Seller’s Liability – Housing Co-ops

The seller’s liability in the sale of a share of stock in housing company is determined by the Housing Transactions Act. The law defines, inter alia, different situations with defects and their consequences.

The apartment is defective if:

1) It does not meet the terms that can be considered to be agreed;

2) it does not correspond to the information provided by the vendor on the apartment before the transaction, and such information can be considered to have influenced the transaction;

3) before the transaction, the vendor has failed to inform the buyer of any specific matter concerning the apartment of which he assumingly was aware and of which the buyer might reasonably expect to be informed, taking into account buyer’s opportunity to detect the matter concerned during the inspection of the apartment, the vendor’s awareness of any special requirements set by the buyer, and other considerations, and it can be assumed that the failure to provide information influenced the transaction;

4) it is significantly inferior in terms of amenities, condition or other properties to what the buyer had reasonable grounds to expect in view of the price and age of the apartment, the standard of amenities usual in the area, general requirements concerning reasonable housing standards, and other considerations.

The buyer shall not claim as a defect any matter of which the buyer assumingly was aware at the time of the transaction.

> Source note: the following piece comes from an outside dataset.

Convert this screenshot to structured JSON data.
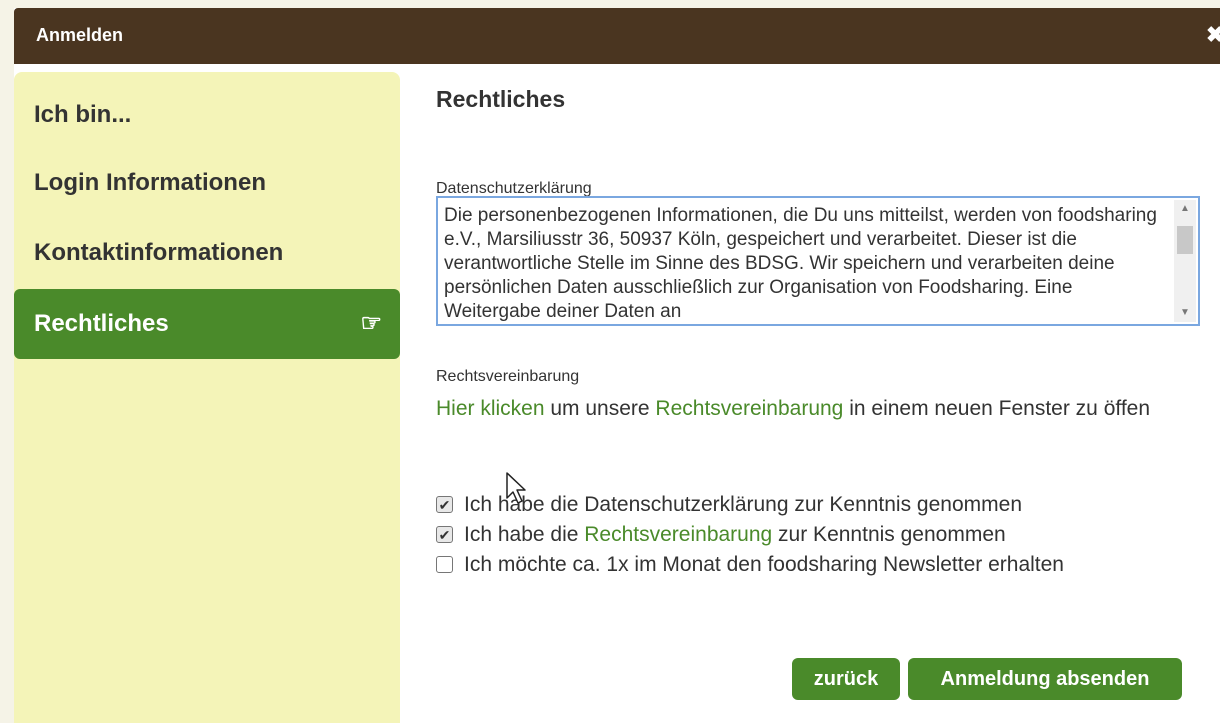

If the buyer has inspected the apartment before the transaction or, for no valid reason, has failed to make use of an opportunity provided by the seller to inspect the apartment, he shall not claim as a defect any matter that he should have detected in the course of the inspection. The buyer shall not be obliged to verify the correctness of information provided by the vendor on the apartment or to extend his inspection of the apartment to matters requiring special technical measures or other extraordinary arrangements, unless requested to do so by the vendor or there is some other special reason to do so.

Often irregularities are associated with various types of moisture and bacterial damages. If there are no special provisions in the articles of association of a housing company, the company is often responsible for these damages. In that case the vendor’s responsibility is practically limited to that part of maintenance charge the buyer has to pay when the company starts to take care of the problem.

It is advisable for the vendor to act as carefully as possible in the trade to avoid allegations on defects.  The vendor is also responsible for the information provided by the realtor.

The irregularity in the apartment can be financial or legal. The transaction is financially irregular if, for instance, there has been provided incorrect information about maintenance charge, or the liabilities related to the ownership of the property prove to be significantly higher due to unexpected failure than the buyer had reasonably grounds to expect. A legal irregularity is for example related to situations when a third party has property rights to the object of trade, which restricts the rights of the buyer.